Le fait que ces trois organisations aient signé un pré-accord tient en lui-même du miracle tant les tensions existant entre la mosquée de Paris et l'UOIF sont sensibles et bien " visibles " elles. La première voyait d'un mauvais œil la mise en place d'un système électif plus favorable à sa rivale l'UOIF et cette dernière ne voulait pas entendre parler de la nomination à la tête du futur conseil, du recteur de la mosquée de Paris, Dalil Boubakeur. A coup de communiqués, ces deux organisations se sont donc livrées à une véritable lutte de pouvoir et d'influence. Quant à la FNMF, elle ne voulait même plus participer à la discussion.
Aujourd'hui, elles paraissent avoir trouvé un terrain d'entente et l'on ne peut que s'en réjouir: ainsi l'UOIF et la FNMF se félicitent que la cooptation qui leur est défavorable ne représente pas plus d'un tiers du conseil.
Khalil Merroun, le recteur de la mosquée d'Evry (Essonne), semble satisfait :
"Aucun calife n'est qualifié pour dominer sur l'autre", ironise-t-il.
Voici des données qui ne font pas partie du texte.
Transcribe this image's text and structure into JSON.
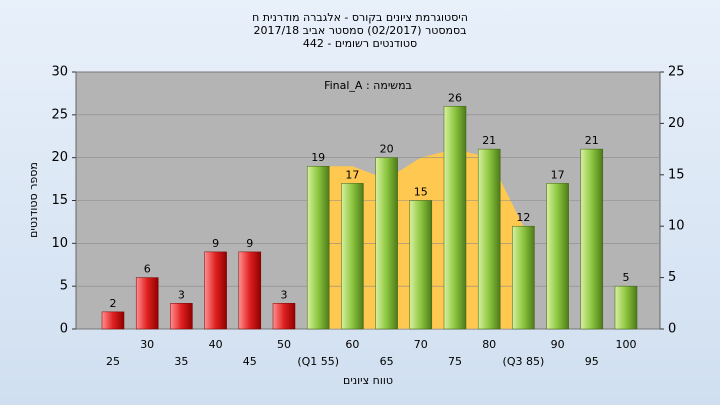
{
  "chart_data": {
    "type": "bar",
    "title": "היסטוגרמת ציונים בקורס - אלגברה מודרנית ח",
    "subtitle": "בסמסטר  (02/2017)  סמסטר אביב 2017/18",
    "subtitle2": "סטודנטים רשומים - 442",
    "annotation": "במשימה : Final_A",
    "x_label": "טווח ציונים",
    "y_label": "מספר סטודנטים",
    "categories": [
      "25",
      "30",
      "35",
      "40",
      "45",
      "50",
      "(Q1 55)",
      "60",
      "65",
      "70",
      "75",
      "80",
      "(Q3 85)",
      "90",
      "95",
      "100"
    ],
    "values": [
      2,
      6,
      3,
      9,
      9,
      3,
      19,
      17,
      20,
      15,
      26,
      21,
      12,
      17,
      21,
      5
    ],
    "colors": [
      "#e02020",
      "#e02020",
      "#e02020",
      "#e02020",
      "#e02020",
      "#e02020",
      "#8cc63f",
      "#8cc63f",
      "#8cc63f",
      "#8cc63f",
      "#8cc63f",
      "#8cc63f",
      "#8cc63f",
      "#8cc63f",
      "#8cc63f",
      "#8cc63f"
    ],
    "area": {
      "color": "#ffc850",
      "values": [
        null,
        null,
        null,
        null,
        null,
        null,
        19,
        19,
        17.5,
        20,
        21,
        20,
        12,
        null,
        null,
        null
      ]
    },
    "ylim": [
      0,
      30
    ],
    "yticks": [
      0,
      5,
      10,
      15,
      20,
      25,
      30
    ],
    "y2lim": [
      0,
      25
    ],
    "y2ticks": [
      0,
      5,
      10,
      15,
      20,
      25
    ],
    "grid": true
  }
}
Les exclus de cette rencontre dominicaine sont bien entendus très mécontents et dénoncent cette mise à l'écart.
Ainsi, le secrétaire général de la Coordination des musulmans turcs de France est consterné
"par cette signature secrète et cette manière de procéder". Son secrétaire général, Haydar Demiryurek, affirme que "le discrédit est jeté sur notre participation" évoquant dans le Figaro le risque d'un blocage de "toute l'évolution" du processus.
La Fédération des associations islamiques d'Afrique, des Comores et des Antilles, parle d'une "maladresse du ministre". Pour Ahmed Baba Miske, l'arête passe mal "On a l'impression d'être considéré comme quantité négligeable alors que depuis trois ans la consultation a veillé à ce que personne ne soit laissé sur le bord de la route."
Chez Foi et Pratique (Tabligh), même son de cloche : "Pourquoi participer à des réunions si c'est pour faire de la figuration ? Cette décision est le couronnement de l'influence étrangère et elle revient à mettre fin à tous les travaux de la consultation."
Abderahmane Dahmane, proche de l'UMP et président de la Coordination des musulmans mécontents n'a pas de mots assez durs : "M. Sarkozy a mis à genoux tous les démocrates et républicains musulmans devant les fondamentalistes et intégristes de l'UOIF", écrit-il dans un communiqué. "Cet accord honteux met -l'islam de France- entre les mains des fascistes islamistes et des services étrangers."
Kamel Kabtane, le recteur de la mosquée de Lyon, a dénoncé un "marché de dupes" réalisé sur le dos des grandes mosquées. Il dénonce une rencontre secrète du ministre avec la FNMF, la mosquée de Paris et l'UOIF dans le but de conclure " un marchandage sur les postes attribués à chacun dans le futur conseil ".
Le recteur estime avoir été sacrifié " pour permettre à M.Sarkozy d'aller vite".
Quant au mufti de Marseille, Soheib Benckeikh., il a pour sa part exprimé son scepticisme, en regrettant notamment que les mosquées régionales n'aient pas davantage le droit de citer. "Il faut voir dans quelle voie s'oriente l'islam de France. Les choses se dessinent peu à peu dans les régions où on peut mieux juger des besoins réels des musulmans", a-t-il déclaré à l'agence Reuters.
"Je suis un peu sceptique sur cette initiative qui me paraît trop compliquée à mettre en place, avec notamment un trop grand nombre d'échelons intermédiaires. C'est un jeu de compromis et d'équilibres critiques", a-t-il ajouté.
"Pourquoi vouloir doter coûte que coûte les musulmans d'une représentation presque malgré eux ? Un conseil de réflexion me paraît être plus essentiel pour adapter l'islam aux spécificités de la société. Un conseil représentatif ne doit être que la dernière étape d'un long processus. On ne peut pas décider d'une représentation musulmane au même titre, par exemple, qu'une représentation catholique plus vieille que l'Etat lui-même." a-t-il souligné.
Des associations déçues mais malgré leurs déclarations virulentes, aucune n'a encore décidé de quitter la négociation. Pour le moment, ils devraient être tous présents au séminaire organisé par le Ministre les 19 et 20 décembre prochain. Pas d'inquiétude, si Nicolas Sarkozy trouve les mots " adaptés " ménageant les diverses susceptibilités, soyons certains qu'ils seront convaincus ! On peut certes le déplorer, mais il est question ici essentiellement, d'une lutte d'influence et de pouvoir futur. Dommage pour l'islam de France!!!